The Marshall W. Alworth Planetarium has a new director Jessica Herrington and she’s excited to share her ideas with us!
Jessica graduated with her masters in astronomy and astrophysics from the University of Michigan and is currently an astronomy instructor in the Physics Department at UMD. Before taking the position as UMD’s Planetarium Director, she worked as an observatory instructor at South Carolina State Museum.
What made you want to take on the role of Planetarium Director?
I first started working part time at a museum as one of the astronomy educators and I instantly fell in love with the aspect of informal education, which is where you don’t have strict standards or guidelines. It’s simply educating the people who are interested or who come in just to see the objects in the museum. From then on, I realized that was my passion and that’s what I wanted to do. This job gave me the best of both worlds where I could teach students formally in a college, but also teach informally out of my classroom.
What is the planetarium, for those who may not know?
To put it simply, it is a big dome theatre where we can project whatever we want up onto the screen. So, we can project the night sky and no matter what the weather is like we can look at the sky. The planetarium is also like a time machine. You can set it up for any time and any location. For example, there have been times where I’ve worked on projects with students and we set it up to be with Galileo in Italy. Students were able to recreate Galileo’s observations. We can also project full dome movies and we’re working with other departments to create other visualizations.
What things are you most excited about as the new director of the planetarium?
There’s so much! I think I’m really excited about the potential we have here. I have incredible student workers who very passionate about astronomy and astronomy education. We have a really great projection set up. So, I’m really excited about the program we have and really expanding on it. I want to make us the center for astronomy education in the Duluth area, so that school groups and astronomy enthusiasts know where to go.
What are some things you plan to do differently?
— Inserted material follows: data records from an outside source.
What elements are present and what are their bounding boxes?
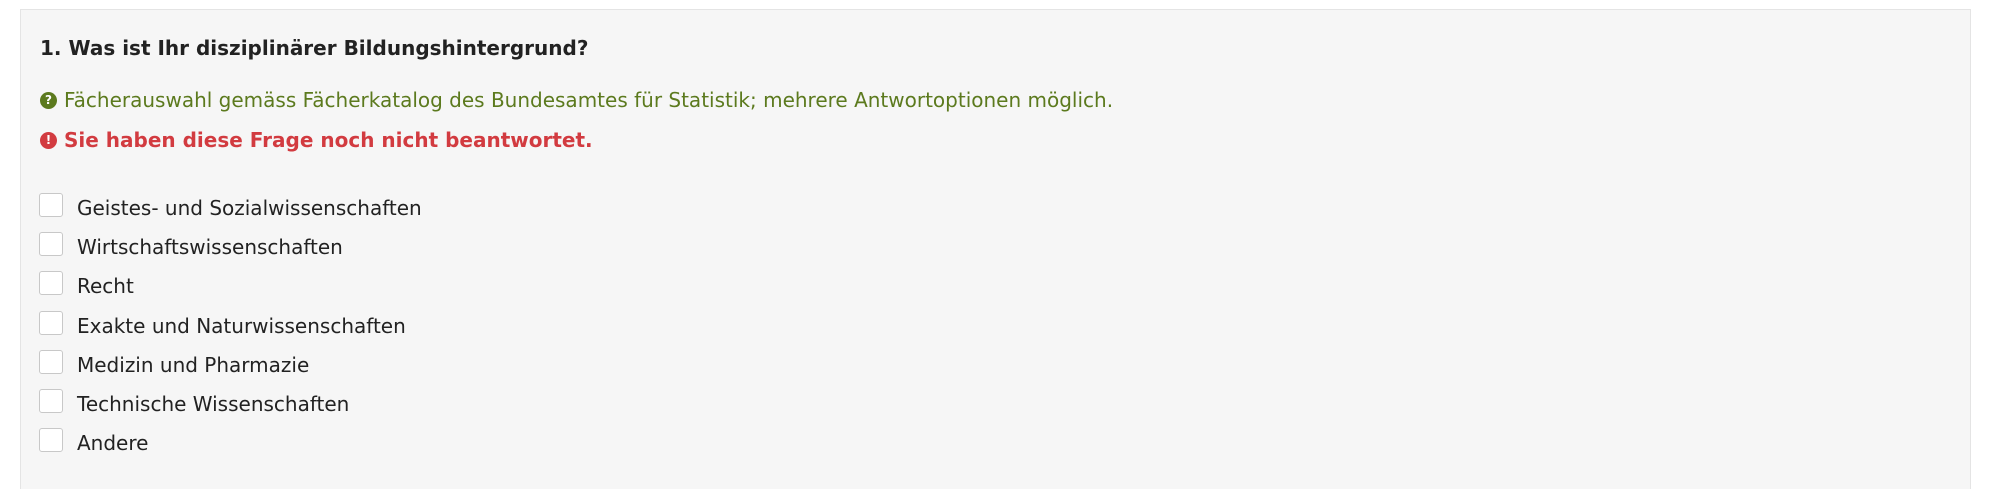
checkbox[interactable] (39, 271, 63, 296)
option-exakte-naturwissenschaften[interactable]: Exakte und Naturwissenschaften (39, 306, 422, 345)
option-label: Exakte und Naturwissenschaften (77, 313, 406, 338)
option-medizin-pharmazie[interactable]: Medizin und Pharmazie (39, 345, 422, 384)
question-title: 1. Was ist Ihr disziplinärer Bildungshin… (40, 36, 589, 60)
checkbox[interactable] (39, 428, 63, 453)
option-geistes-sozialwissenschaften[interactable]: Geistes- und Sozialwissenschaften (39, 188, 422, 227)
option-label: Andere (77, 431, 149, 456)
answer-options: Geistes- und Sozialwissenschaften Wirtsc… (39, 188, 422, 463)
hint-text: Fächerauswahl gemäss Fächerkatalog des B… (64, 88, 1114, 112)
option-label: Technische Wissenschaften (77, 392, 350, 417)
checkbox[interactable] (39, 349, 63, 374)
option-label: Geistes- und Sozialwissenschaften (77, 195, 422, 220)
question-panel: 1. Was ist Ihr disziplinärer Bildungshin… (20, 9, 1971, 489)
option-recht[interactable]: Recht (39, 267, 422, 306)
checkbox[interactable] (39, 389, 63, 414)
question-hint: ? Fächerauswahl gemäss Fächerkatalog des… (40, 88, 1113, 112)
checkbox[interactable] (39, 192, 63, 217)
option-andere[interactable]: Andere (39, 424, 422, 463)
option-label: Medizin und Pharmazie (77, 352, 310, 377)
option-label: Recht (77, 274, 134, 299)
exclamation-circle-icon: ! (40, 131, 57, 149)
error-text: Sie haben diese Frage noch nicht beantwo… (64, 128, 593, 152)
checkbox[interactable] (39, 310, 63, 335)
option-wirtschaftswissenschaften[interactable]: Wirtschaftswissenschaften (39, 227, 422, 266)
validation-error: ! Sie haben diese Frage noch nicht beant… (40, 128, 593, 152)
option-technische-wissenschaften[interactable]: Technische Wissenschaften (39, 384, 422, 423)
option-label: Wirtschaftswissenschaften (77, 234, 343, 259)
question-circle-icon: ? (40, 91, 57, 109)
checkbox[interactable] (39, 231, 63, 256)
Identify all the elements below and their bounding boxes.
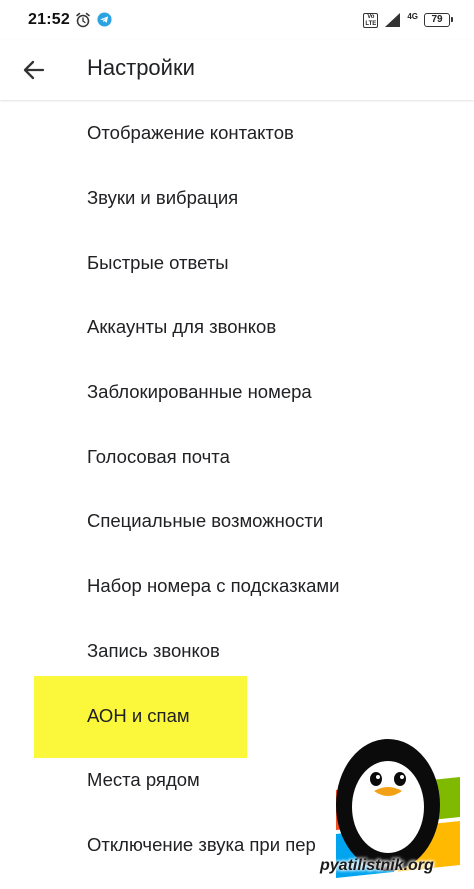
alarm-icon xyxy=(76,12,90,28)
settings-item-label: Места рядом xyxy=(87,769,200,791)
settings-item-label: Звуки и вибрация xyxy=(87,187,239,209)
settings-item-label: Отключение звука при пер xyxy=(87,833,316,855)
settings-item-contacts-display[interactable]: Отображение контактов xyxy=(0,101,474,166)
settings-item-blocked-numbers[interactable]: Заблокированные номера xyxy=(0,360,474,425)
status-bar: 21:52 Vo LTE 4G 79 xyxy=(0,0,474,40)
settings-item-label: Запись звонков xyxy=(87,639,220,661)
settings-item-label: АОН и спам xyxy=(87,704,190,726)
status-time: 21:52 xyxy=(28,11,70,28)
settings-item-label: Отображение контактов xyxy=(87,122,294,144)
arrow-left-icon[interactable] xyxy=(18,54,50,86)
page-title: Настройки xyxy=(87,55,195,80)
volte-icon: Vo LTE xyxy=(363,12,379,28)
settings-item-label: Аккаунты для звонков xyxy=(87,316,277,338)
settings-item-assisted-dialing[interactable]: Набор номера с подсказками xyxy=(0,554,474,619)
signal-icon xyxy=(385,13,401,27)
status-right-group: Vo LTE 4G 79 xyxy=(363,11,453,29)
app-bar: Настройки xyxy=(0,40,474,100)
settings-item-label: Голосовая почта xyxy=(87,445,230,467)
settings-item-quick-responses[interactable]: Быстрые ответы xyxy=(0,230,474,295)
settings-item-label: Набор номера с подсказками xyxy=(87,575,340,597)
settings-item-sounds-vibration[interactable]: Звуки и вибрация xyxy=(0,166,474,231)
settings-item-call-recording[interactable]: Запись звонков xyxy=(0,619,474,684)
settings-item-label: Специальные возможности xyxy=(87,510,324,532)
settings-item-label: Быстрые ответы xyxy=(87,251,229,273)
settings-item-calling-accounts[interactable]: Аккаунты для звонков xyxy=(0,295,474,360)
settings-item-accessibility[interactable]: Специальные возможности xyxy=(0,489,474,554)
battery-level: 79 xyxy=(431,14,443,25)
network-type-label: 4G xyxy=(407,11,418,21)
battery-icon: 79 xyxy=(424,13,453,27)
telegram-icon xyxy=(97,12,112,27)
watermark-text: pyatilistnik.org xyxy=(320,857,434,874)
settings-item-label: Заблокированные номера xyxy=(87,381,312,403)
settings-item-voicemail[interactable]: Голосовая почта xyxy=(0,424,474,489)
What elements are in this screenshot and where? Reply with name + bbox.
There hasn’t been an official director for the planetarium for a long time, so just being able to dedicate time to it is helpful. I’m fully committed to the planetarium and creating fun and educational events for the community and our students.
How do you see the planetarium growing in the future?
My biggest goal right now is to grow our ability to reach school groups because there’s so much that you can learn in a planetarium. One of the struggles with learning about astronomy is that it may not make sense unless you can visually see it and see the motions and patterns of the night sky. So, being in the planetarium really helps to solidify that understanding. I want to grow our outreach program so we can help students and teachers better understand and develop an interest and passion for astronomy.
Who is your main audience for planetarium events?
The events are open to anyone who wants to come. We post all of our events on social media and try to provide a good variety in the types of shows. For example, our Star Wars shows are always very popular. Wednesday shows are always free and we charge a fee for Friday and Saturday shows. The money helps us pay for new shows and the technology that allows us to provide digital tours of the planets, which is a very expensive system.
What’s the biggest thing that you want people to take away from visiting the planetarium?
That space is cool… (Haha) No, I think a lot of it is to have an appreciation for the night sky. So many people live in cities so they don’t get to see what the true dark night sky looks like. Being able to reaffirm that and show people that we need to keep and preserve the dark night sky so that we can all see and experience it. All of us working here feel a sense of awe and wonder with the cosmos and we want to instill that with our visitors, too.